もうすぐ午後17時になります、外で遊んでいる子たちは必ず二人組以上になっておうちに帰りましょう。まだ子どもと言われた歳の頃は、よく祈吏と二人で家に帰ったことを今更のように僕は思い返す。祈吏と当たり前に手を繋いで歩いていたのは幾つまでだろうか。最後に手を握った時の感触は、生憎思い出せない。
「でもさー、そこまで言われるとやっぱ気になるよね。その、カイの元カノ。あれだっけ、今も時々やりとりしてるんでしょ?」
「……そうだけど。言ったじゃん、前にも」
「イングランドリーグとロックが好きでコーヒー淹れるのと鍋焦がすのが得意で、鯨のぬいぐるみと寝てるんだっけ? だからまぁ、そういうのじゃなくって」
如何にも興味深げにこちらをのぞき込むそのまなざしに、やれやれと大げさなため息でも返してやりたくなる。(やらないけど)

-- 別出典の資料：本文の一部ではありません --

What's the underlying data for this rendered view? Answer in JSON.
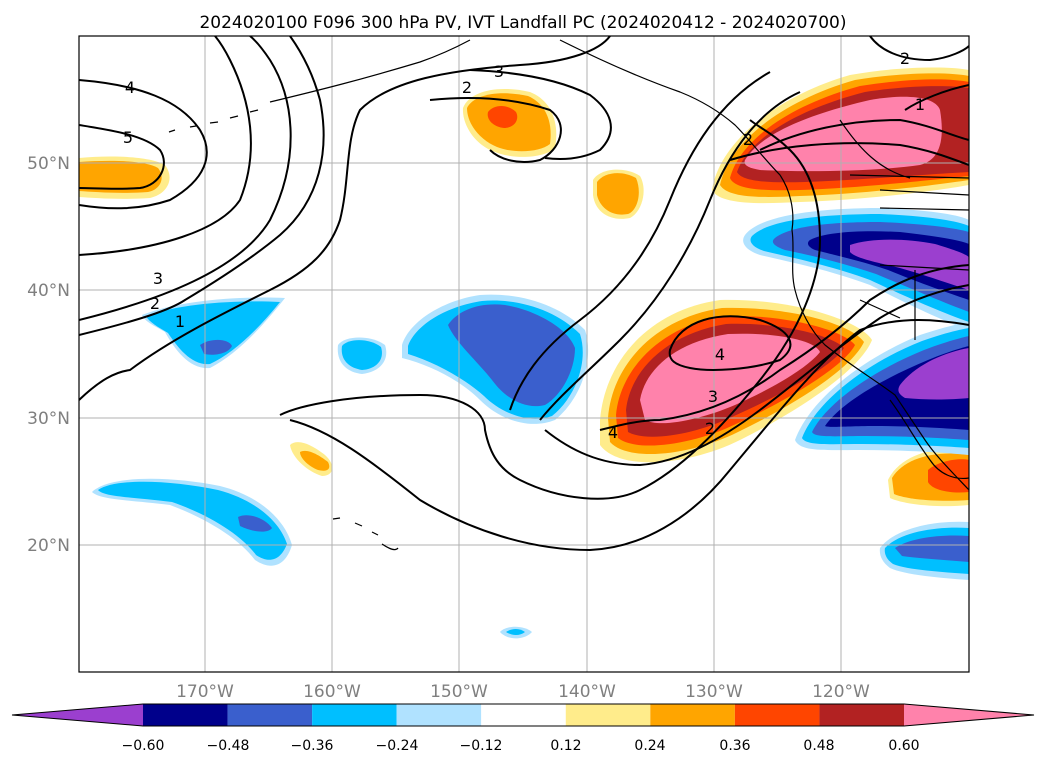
{
  "title": "2024020100 F096 300 hPa PV, IVT Landfall PC (2024020412 - 2024020700)",
  "map": {
    "lat_labels": [
      "50°N",
      "40°N",
      "30°N",
      "20°N"
    ],
    "lon_labels": [
      "170°W",
      "160°W",
      "150°W",
      "140°W",
      "130°W",
      "120°W"
    ],
    "pv_contour_labels": [
      "4",
      "5",
      "3",
      "2",
      "1",
      "2",
      "3",
      "2",
      "4",
      "3",
      "2",
      "4",
      "1",
      "2"
    ]
  },
  "colorbar": {
    "ticks": [
      "−0.60",
      "−0.48",
      "−0.36",
      "−0.24",
      "−0.12",
      "0.12",
      "0.24",
      "0.36",
      "0.48",
      "0.60"
    ],
    "colors": [
      "#9b3fcf",
      "#00008b",
      "#3a5fcd",
      "#00bfff",
      "#b0e2ff",
      "#ffffff",
      "#ffec8b",
      "#ffa500",
      "#ff4500",
      "#b22222",
      "#ff82ab"
    ]
  }
}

多分春馬が聞きたいのは有名人の誰に似てるのかだとか、どんな体つきなのかとか、キスが上手いのかとか、恐らくはそういうことなのだろうと僕は思う。それでも、約一〇〇〇km離れた場所に残してきた恋人がどんな相手だったのかなんてことをより具体的に伝えたくないのには、こちらにだってそれなりの理由があるのだ。気が乗らないその態度を隠すつもりもないままに、素知らぬ顔で僕は答える。
「じゃあ新情報、鯨の名前はビートルだよ」
「や、だからそういうことじゃなくてね?」
尚もおどけた様子でそう切り出す彼を前に、わざとらしく顔をしかめるようにしながら僕は答える。
「だいたいさ、前にも言ったじゃん、その『元カノ』って言い方、好きじゃないって」
そもそも、恋人が女の子だったなんていつ言った。